Stainless steel watches are so in demand and fashionable these days that it’s hard to imagine that until the 1960s, they were quite rare and expensive. However, that changed with the release of a stream of job-specific steel watches in the 1970s—anti-magnetic models, waterproof watches, chronographs, and GMTs.
Fast forward to the present, brawny steel watches remain a commodity in the market. But, what has been a weekend watch designed for recreational activities, is now a watch you can pair with a suit come Monday. While there are newcomers in the playing field, a handful of classic watches whose lineage can be traced back to the 70s continue to evolve and stay as relevant as ever.
Rolex Explorer II: History & Overview of the Watches
Rolex introduced the first Explorer II in 1971 as the larger version of its predecessor, the Explorer I. With the ref. 1655, it sported a 39mm stainless steel case and a matching steel bracelet. It was designed with spelunkers in mind, offering features that guarantee legibility even in complete darkness.
For example, there is the extra luminescent orange 24-hour hand that points to a fixed 24-hour bezel, allowing you to tell the difference between AM and PM. The color was later replaced with a red one which also fades to orange over time. Overall, it was heavy on luminescent details, owing to the luminous markers every five minutes, small luminous squares every 2.5 minutes, and the 24 glow-in-the-dark accents—one for each hour of the day.
The watch had the “T SWISS T” marking at 6 o’clock, indicating the self-luminous tritium used to give the timepiece its glow. It was powered by the Calibre 1575, the same mechanical movement that beats inside the GMT-Master manufactured during the same period. Over the years, the vintage Rolex watch received a few dial updates within the same reference—at least five different designs, each with slight differences in logo, font, and bezel.
Rolex also released updated versions of the Rolex Explorer II, the latest of which is the ref. 226570 released just this year in celebration of the line’s 50th anniversary. While the size, look, and functionality remain almost the same, what’s new is the Calibre 3285 automatic GMT movement that powers it. It also uses the latest Rolex lume, an optimized Chromalight display, a new bracelet, and a slightly thinner 42mm case. Meanwhile, earlier versions include the following:
Introduced in 1985, the ref. 16550 is regarded as one of the transitional references—watches that include features of their predecessors but with more advanced features and modifications that serve as the blueprint for the succeeding references. It brought the larger 40mm case size, a dial that looks more similar to other sports watches, a sapphire crystal, and the Calibre 3085 movement.
In 1989, Rolex updated the Explorer II again in the form of the ref. 16570. It offered the same features as the ref. 16550 with a few significant upgrades such as the use of the new Caliber 3185 and white dials instead of the usual white gold ones.

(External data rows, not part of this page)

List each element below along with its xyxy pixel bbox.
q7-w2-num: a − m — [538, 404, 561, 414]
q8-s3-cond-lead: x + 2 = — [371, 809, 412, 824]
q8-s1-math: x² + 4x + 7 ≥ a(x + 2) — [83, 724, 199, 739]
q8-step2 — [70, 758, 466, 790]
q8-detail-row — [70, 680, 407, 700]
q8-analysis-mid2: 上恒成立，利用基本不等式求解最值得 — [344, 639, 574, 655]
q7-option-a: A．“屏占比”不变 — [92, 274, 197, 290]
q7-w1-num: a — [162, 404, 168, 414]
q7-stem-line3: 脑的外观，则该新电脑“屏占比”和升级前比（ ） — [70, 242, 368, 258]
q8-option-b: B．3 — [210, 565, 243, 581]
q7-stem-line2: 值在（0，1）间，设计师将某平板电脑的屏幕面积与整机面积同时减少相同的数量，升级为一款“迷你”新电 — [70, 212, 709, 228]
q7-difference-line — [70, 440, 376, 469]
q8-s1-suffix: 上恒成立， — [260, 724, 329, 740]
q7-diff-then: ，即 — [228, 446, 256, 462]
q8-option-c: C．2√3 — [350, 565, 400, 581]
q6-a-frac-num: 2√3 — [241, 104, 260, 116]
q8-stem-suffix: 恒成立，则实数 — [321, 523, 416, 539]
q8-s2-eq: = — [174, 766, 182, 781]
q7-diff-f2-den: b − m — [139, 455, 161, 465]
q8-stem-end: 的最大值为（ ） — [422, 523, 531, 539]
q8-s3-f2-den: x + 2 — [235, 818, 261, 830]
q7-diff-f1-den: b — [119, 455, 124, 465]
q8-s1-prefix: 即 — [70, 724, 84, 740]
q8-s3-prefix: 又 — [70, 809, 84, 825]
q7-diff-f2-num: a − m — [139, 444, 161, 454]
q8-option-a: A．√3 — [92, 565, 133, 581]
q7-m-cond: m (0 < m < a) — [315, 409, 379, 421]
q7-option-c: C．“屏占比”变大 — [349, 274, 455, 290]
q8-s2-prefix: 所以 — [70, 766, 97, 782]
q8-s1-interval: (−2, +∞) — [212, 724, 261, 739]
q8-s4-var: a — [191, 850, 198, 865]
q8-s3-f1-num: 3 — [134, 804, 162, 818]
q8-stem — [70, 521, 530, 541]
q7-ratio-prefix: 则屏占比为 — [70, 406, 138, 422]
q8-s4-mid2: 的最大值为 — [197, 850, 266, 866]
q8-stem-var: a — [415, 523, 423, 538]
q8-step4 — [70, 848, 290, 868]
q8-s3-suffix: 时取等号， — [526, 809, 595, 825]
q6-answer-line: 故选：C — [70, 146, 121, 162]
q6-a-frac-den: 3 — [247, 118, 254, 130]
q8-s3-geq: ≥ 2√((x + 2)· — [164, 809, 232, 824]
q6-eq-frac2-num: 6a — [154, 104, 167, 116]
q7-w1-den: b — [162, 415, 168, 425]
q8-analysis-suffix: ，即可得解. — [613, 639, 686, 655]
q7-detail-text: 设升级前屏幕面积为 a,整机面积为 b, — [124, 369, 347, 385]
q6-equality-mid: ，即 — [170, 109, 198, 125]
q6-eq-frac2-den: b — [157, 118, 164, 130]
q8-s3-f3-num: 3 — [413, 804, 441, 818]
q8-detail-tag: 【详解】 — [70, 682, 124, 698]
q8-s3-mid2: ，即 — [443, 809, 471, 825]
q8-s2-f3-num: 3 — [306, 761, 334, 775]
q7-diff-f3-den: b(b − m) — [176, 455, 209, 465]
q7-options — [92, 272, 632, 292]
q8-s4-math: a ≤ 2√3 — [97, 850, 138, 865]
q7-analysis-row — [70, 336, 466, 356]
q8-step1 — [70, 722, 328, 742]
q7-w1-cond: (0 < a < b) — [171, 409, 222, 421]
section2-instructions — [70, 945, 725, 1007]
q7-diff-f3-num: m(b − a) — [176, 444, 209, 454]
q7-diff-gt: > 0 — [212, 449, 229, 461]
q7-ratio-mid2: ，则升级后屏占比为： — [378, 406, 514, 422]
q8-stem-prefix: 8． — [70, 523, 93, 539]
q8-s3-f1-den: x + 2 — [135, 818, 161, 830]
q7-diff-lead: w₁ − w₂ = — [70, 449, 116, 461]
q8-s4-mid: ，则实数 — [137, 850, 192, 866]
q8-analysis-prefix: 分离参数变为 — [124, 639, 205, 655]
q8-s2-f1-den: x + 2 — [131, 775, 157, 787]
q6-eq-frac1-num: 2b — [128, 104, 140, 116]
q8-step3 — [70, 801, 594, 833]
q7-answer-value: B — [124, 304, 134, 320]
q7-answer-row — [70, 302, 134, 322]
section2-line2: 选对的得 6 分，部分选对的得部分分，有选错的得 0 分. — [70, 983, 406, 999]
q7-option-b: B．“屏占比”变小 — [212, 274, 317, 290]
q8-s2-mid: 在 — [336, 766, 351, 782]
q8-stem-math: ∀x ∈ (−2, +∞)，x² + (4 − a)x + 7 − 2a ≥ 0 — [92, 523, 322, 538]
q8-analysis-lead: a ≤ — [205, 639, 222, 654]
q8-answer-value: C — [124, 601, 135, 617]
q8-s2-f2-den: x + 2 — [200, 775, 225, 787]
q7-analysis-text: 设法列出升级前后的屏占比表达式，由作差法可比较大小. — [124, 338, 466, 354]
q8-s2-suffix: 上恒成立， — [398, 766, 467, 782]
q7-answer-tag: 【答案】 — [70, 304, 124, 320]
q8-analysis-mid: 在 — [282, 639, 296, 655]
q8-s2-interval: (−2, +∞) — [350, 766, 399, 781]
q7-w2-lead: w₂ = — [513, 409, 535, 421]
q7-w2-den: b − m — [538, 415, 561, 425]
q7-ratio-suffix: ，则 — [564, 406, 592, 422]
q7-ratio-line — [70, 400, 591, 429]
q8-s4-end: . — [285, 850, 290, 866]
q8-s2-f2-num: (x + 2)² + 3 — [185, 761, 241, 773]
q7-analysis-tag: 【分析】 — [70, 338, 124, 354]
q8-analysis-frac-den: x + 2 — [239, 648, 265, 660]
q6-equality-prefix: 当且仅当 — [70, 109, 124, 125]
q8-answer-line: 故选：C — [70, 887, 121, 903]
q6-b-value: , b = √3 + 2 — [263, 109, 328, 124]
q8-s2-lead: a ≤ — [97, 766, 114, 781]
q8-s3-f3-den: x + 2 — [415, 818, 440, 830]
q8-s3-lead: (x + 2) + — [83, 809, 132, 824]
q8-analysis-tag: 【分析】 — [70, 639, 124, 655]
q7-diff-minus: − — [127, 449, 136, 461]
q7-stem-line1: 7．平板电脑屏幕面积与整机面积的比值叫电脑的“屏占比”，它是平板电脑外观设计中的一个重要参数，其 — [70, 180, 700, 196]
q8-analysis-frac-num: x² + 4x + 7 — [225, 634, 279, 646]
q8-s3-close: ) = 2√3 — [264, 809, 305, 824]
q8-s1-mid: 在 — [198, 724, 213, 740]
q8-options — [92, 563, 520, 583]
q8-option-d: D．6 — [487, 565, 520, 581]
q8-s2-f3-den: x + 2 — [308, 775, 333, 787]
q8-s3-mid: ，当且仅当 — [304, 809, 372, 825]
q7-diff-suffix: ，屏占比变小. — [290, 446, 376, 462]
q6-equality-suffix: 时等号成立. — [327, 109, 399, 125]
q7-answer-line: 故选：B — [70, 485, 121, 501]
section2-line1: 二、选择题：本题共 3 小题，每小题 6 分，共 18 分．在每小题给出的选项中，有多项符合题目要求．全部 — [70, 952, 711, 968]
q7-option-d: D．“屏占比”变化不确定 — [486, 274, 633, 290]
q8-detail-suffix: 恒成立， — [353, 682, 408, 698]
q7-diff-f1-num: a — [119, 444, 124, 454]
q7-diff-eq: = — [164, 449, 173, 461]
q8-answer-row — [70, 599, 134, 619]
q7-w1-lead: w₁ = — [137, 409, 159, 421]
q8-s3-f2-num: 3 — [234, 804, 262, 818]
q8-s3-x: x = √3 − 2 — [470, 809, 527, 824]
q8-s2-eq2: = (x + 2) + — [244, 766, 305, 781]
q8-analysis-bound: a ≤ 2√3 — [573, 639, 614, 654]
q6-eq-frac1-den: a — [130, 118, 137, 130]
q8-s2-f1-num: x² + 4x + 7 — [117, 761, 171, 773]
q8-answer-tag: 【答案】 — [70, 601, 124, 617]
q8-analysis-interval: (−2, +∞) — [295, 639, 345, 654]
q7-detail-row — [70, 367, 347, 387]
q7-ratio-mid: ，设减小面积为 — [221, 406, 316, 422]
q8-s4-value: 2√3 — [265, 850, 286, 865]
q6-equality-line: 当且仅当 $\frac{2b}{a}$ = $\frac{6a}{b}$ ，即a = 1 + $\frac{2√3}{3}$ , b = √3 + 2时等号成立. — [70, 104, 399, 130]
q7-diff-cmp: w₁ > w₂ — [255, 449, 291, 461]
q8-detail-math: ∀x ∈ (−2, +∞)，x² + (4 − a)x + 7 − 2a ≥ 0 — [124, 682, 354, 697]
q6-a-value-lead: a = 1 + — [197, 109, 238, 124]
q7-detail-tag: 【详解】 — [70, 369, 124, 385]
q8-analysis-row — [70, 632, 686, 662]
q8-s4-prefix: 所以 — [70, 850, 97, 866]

All the white dial versions of the Explorer II were later named the Polar Explorer, regardless of the specific reference.
Rolex marked the 40th anniversary of the Explorer II with the launch of the ref. 216570. While it’s a completely revamped version of the model, it pays homage to the inaugural ref. 16550 by featuring the familiar orange arrow-tipped 24-hour hand. But, what makes it different is that the 216570 is a dual-time watch with a second time zone display. It’s offered in either a black or white “Polar” dial.
How Much Should You Spend on a Rolex Watch?
“How much is a Rolex?” is a typical question among watch fans who are relatively new in the market. Given the brand’s name, history, and reputation for manufacturing high-quality watches that are built to last for years, you should expect to pay anywhere between $5,000 and $75,000 or more. Pricing will still vary on various factors including the material, movement, complications and demand for the particular watch you are eyeing to buy.
From the beginning, Rolex has created a perception of class, superiority, and success, and neither of them comes cheap. To answer the question, how much you should spend on a luxury watch such as the Rolex Explorer II boils down to your budget and your reason for buying one in the first place. Will it be for investment, style, or functionality? Fortunately, with a Rolex, any watch can fit these qualifications. This much is true for the Rolex Explorer II. So, check it out for yourself and invest your money in something that’s truly worth the splurge.